On October 12, 2016, FDA issued a final rule on custom devices designed to implement provisions of the Food, Drug, & Cosmetic Act, FD&CA.

The rule makes the following changes:

§807.85 Exemption from premarket notification

  1. A custom device is exempt from premarket notification requirements of this subpart if the device is within the meaning of section 520(b) of the Federal Food, Drug, and Cosmetic Act.

§812.3 Definitions

  1. A custom device means a device within the meaning of section 520(b) of the Federal Food, Drug, and Cosmetic Act.

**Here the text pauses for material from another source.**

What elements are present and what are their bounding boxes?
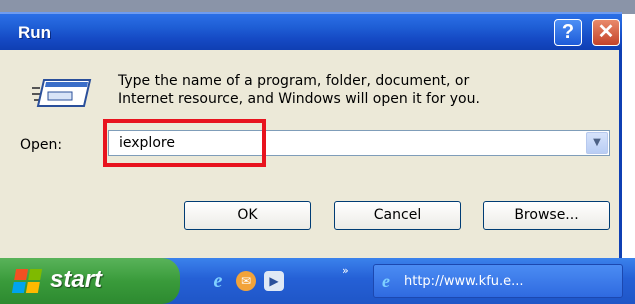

FD&CA §520(b) [21 USC 360j: General provisions respecting control of devices intended for human use] has the following general provisions.

A custom device:

  1. is created or modified in order to comply with the order of an individual physician or dentist (or any other specially qualified person designated under regulations promulgated by the Secretary after an opportunity for an oral hearing);
  2. in order to comply with an order described in subparagraph (A), necessarily deviates from an otherwise applicable performance standard under section 360d of this title or requirement under section 360e of this title;
  3. is not generally available in the United States in finished form through labeling or advertising by the manufacturer, importer, or distributor for commercial distribution;
  4. is designed to treat a unique pathology or physiological condition that no other device is domestically available to treat;

  5. (i) is intended to meet the special needs of such physician or dentist (or other specially qualified person so designated) in the course of the professional practice of such physician or dentist (or other specially qualified person so designated); or

    (ii) is intended for use by an individual patient named in such order of such physician or dentist (or other specially qualified person so designated);

  6. is assembled from components or manufactured and finished on a case-by-case basis to accommodate the unique needs of individuals described in clause (i) or (ii) of subparagraph (E); and
  7. may have common, standardized design characteristics, chemical and material compositions, and manufacturing processes as commercially distributed devices.

There are also limitations:

  1. such device is for the purpose of treating a sufficiently rare condition, such that conducting clinical investigations on such device would be impractical;
  2. production of such device under paragraph (1) is limited to no more than 5 units per year of a particular device type, provided that such replication otherwise complies with this section; and
  3. the manufacturer of such device notifies the Secretary on an annual basis, in a manner prescribed by the Secretary, of the manufacture of such device.

On September 24, 2014, FDA-CDRH issued the guidance document Custom Device Exemption.